Corn and soybean prices surged Monday after the latest government report showed a widespread drought in the middle of the country is hurting this year's crop.
The U.S. Department of Agriculture report said 30 percent of the corn in the 18 states that produce most of the nation's crop is now considered in poor or very poor condition. A week ago, it was 22 percent.
Indiana and Illinois have been particularly hard hit. The USDA said 61 percent of Indiana's corn is now rated poor or very poor, compared to 50 percent last week. In Illinois, 48 percent of the corn is rated as poor or very poor, compared to 33 percent a week ago.
Nationwide, the amount of corn rated good to excellent also is dropping, to 40 percent this week from 48 percent a week ago.

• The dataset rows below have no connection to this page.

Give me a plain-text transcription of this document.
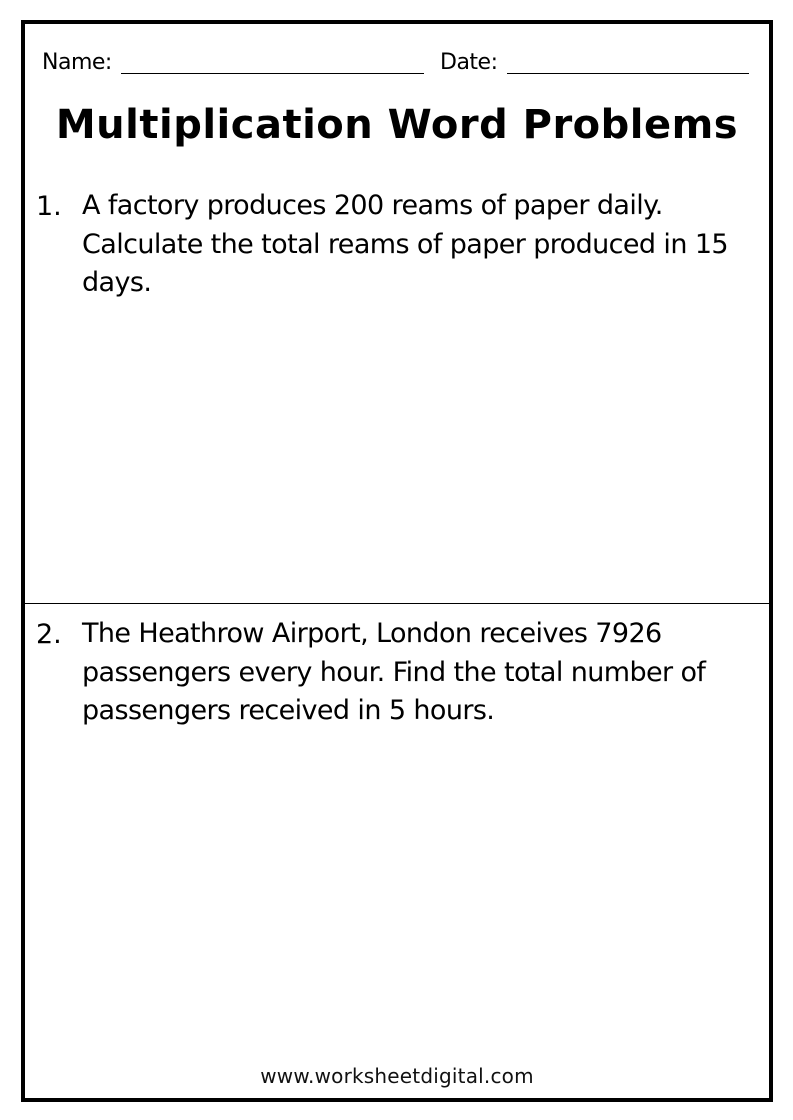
Name:	Date:
Multiplication Word Problems
1. A factory produces 200 reams of paper daily. Calculate the total reams of paper produced in 15 days.
2. The Heathrow Airport, London receives 7926 passengers every hour. Find the total number of passengers received in 5 hours.
www.worksheetdigital.com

Corn surged 31 cents, to $7.74 per bushel, in afternoon trading.
The soybean crop is stressed too and worries that it will suffer drove prices to a new record on Monday. In morning trade, prices peaked at $16.79 per bushel before settling back down to close at $16.65, up 45 cents.
The USDA reported that 27 percent of soybeans were in poor or very poor condition in the 18 states were most are grown. It was 22 percent a week earlier.
Only 40 percent of the soybean crop was in good or excellent condition, down from 45 percent a week earlier.
Corn is pollinating in many areas of the farm belt, and extreme heat during pollination can hurt formation of the ears and kernels, cutting into the amount of corn farmers will harvest.
Soybeans develop later, and the most critical time for the plant is usually in early August when the bean pods begin to develop.